Die Heilige Inquisition etwa setzte für ein paar Jahrhunderte die bewährte zivilisatorische Schranke außer Kraft. Und sie versuchte, unter Zuhilfenahme von Daumenschrauben, glühenden Zangen und den anderen High-Tech-Tools der damaligen Zeit ins Innerste – die Seele – von Uneinsichtigen vorzudringen.

“Totalitär” nennt man es in der Politikwissenschaft, wenn eine Macht auch vor dem privaten Bereich nicht Halt macht. Am treffendsten beschrieben hat das George Orwell in “1984”. Es kann kein Zufall sein, dass werbefinanzierte Fernsehsender so großen Gefallen an dessen Romanfigur Big Brother gefunden haben.

Bezeichnender Weise gibt es kein Gesetz gegen das allgegenwärtige Consumer-Stalking.

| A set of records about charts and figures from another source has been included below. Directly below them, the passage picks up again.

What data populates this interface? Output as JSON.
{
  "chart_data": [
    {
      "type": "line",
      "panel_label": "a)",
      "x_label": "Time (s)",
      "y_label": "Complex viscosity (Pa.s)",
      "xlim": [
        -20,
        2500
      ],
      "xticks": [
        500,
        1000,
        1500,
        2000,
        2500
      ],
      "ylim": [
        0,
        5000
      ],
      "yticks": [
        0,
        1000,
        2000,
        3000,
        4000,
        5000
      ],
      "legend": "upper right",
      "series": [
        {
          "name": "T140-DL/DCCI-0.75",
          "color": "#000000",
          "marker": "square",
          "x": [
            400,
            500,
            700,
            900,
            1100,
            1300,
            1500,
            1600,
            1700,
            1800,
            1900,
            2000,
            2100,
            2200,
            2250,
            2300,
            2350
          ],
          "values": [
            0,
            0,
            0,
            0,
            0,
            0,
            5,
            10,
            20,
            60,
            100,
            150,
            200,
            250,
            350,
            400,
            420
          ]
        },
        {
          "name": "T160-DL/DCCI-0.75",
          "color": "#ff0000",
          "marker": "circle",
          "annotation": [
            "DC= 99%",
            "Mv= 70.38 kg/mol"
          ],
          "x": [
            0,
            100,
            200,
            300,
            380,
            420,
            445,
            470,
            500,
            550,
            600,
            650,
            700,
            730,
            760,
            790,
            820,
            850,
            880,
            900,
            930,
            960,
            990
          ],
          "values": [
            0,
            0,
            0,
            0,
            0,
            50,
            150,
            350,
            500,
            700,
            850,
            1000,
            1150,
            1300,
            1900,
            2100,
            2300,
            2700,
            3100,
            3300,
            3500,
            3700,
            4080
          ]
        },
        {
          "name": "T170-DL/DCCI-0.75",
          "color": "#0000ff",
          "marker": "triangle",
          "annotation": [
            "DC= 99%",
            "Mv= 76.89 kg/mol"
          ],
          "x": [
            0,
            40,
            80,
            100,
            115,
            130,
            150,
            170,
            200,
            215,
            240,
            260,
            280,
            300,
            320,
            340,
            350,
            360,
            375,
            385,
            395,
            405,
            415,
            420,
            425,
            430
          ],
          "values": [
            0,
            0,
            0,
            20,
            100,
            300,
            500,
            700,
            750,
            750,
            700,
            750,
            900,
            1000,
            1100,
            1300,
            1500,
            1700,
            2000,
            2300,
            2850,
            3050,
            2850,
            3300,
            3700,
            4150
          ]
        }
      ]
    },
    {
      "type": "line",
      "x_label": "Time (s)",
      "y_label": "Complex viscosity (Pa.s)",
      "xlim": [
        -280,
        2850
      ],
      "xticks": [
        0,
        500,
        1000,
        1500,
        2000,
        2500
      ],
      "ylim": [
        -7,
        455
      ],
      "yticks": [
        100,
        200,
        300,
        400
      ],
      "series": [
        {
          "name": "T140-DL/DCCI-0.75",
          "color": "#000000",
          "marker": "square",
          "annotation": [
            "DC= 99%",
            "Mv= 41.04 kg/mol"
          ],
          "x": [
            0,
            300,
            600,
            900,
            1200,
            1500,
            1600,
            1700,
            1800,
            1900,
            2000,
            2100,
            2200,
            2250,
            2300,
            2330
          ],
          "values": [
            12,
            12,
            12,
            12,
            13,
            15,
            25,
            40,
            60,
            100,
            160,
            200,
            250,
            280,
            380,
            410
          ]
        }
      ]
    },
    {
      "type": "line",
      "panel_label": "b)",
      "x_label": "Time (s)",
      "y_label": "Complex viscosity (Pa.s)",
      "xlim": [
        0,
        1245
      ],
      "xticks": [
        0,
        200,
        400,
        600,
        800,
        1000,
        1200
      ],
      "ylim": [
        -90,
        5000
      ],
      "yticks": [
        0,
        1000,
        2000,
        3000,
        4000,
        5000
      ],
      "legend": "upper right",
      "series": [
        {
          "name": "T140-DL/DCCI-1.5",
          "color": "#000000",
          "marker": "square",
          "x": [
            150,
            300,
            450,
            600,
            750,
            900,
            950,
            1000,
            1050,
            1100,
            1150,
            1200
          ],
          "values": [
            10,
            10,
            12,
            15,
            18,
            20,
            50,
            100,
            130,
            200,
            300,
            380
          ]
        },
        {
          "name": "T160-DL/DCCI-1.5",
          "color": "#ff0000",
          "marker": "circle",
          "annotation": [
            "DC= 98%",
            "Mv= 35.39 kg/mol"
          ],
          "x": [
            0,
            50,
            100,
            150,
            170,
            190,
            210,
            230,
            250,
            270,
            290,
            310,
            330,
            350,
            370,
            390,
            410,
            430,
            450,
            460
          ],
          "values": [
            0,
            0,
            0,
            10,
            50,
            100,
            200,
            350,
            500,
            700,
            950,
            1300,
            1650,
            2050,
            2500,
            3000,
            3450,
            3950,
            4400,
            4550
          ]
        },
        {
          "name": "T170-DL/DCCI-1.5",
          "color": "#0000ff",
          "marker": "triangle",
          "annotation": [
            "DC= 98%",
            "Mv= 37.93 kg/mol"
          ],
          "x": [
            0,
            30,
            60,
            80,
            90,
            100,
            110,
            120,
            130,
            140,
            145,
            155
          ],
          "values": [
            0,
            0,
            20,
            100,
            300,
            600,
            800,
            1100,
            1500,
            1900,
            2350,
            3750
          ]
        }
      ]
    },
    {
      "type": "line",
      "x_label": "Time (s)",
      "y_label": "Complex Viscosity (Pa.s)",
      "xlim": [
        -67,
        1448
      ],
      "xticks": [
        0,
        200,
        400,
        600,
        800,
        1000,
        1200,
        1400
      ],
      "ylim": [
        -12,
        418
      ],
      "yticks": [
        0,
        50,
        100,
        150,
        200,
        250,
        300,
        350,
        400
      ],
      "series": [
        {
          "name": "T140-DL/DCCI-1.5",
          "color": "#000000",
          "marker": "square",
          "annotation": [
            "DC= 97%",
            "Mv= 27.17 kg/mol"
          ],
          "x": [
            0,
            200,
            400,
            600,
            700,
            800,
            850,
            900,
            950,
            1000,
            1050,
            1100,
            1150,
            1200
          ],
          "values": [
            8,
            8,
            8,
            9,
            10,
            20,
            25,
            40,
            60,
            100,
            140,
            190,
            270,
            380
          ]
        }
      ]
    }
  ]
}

Das Recht schützt nicht die Privatsphäre, sondern nur die Konkurrenten der Stalker. Auf das UWG – Gesetz gegen den unlauteren Wettbewerb – muss man sich berufen, wenn man juristisch gegen Telefonwerbung vorgehen will.

Na ja, was einem halt so alles durch den Kopf geht, wenn einen Günther Jauch mit einer Frage verwirrt hat. Der weiß übrigens seine Privatsphäre zu schützen und hat es Bild gerichtlich untersagen lassen, über seine Hochzeit zu berichten.

Und die gescheiterte schleswig-holsteinische Dancing-Queen schreibt auf ihrer Web-Site: “Ich hätte gerne weiter mitgetanzt, doch mein Gesundheitszustand ließ dies infolge der Kampagne eines bestimmten Mediums leider nicht zu.” Und weiter erklärt das spätberufene Starlet: “Ich möchte mich auf diesem Wege bei all meinen Fans bedanken.”

Ein Bild hat sie dazu gestellt, auf dem ihr Tanzpartner sie übers Parkett schiebt und ihr dabei ganz tief in die Augen schaut. Hübsch!

Es ist fast schon ein emanzipatorischer Akt, den sie da in den letzten Wochen vollbracht hat. Sie hat der Medien- und Werbebranche, die ständig die Leute veräppelt und deren Privatsphäre verletzt, eindeutig ihre Grenzen aufgezeigt.

Man braucht diese Branche dazu nicht. Zumindest Leute wie Heide Simonis können das alles selbst.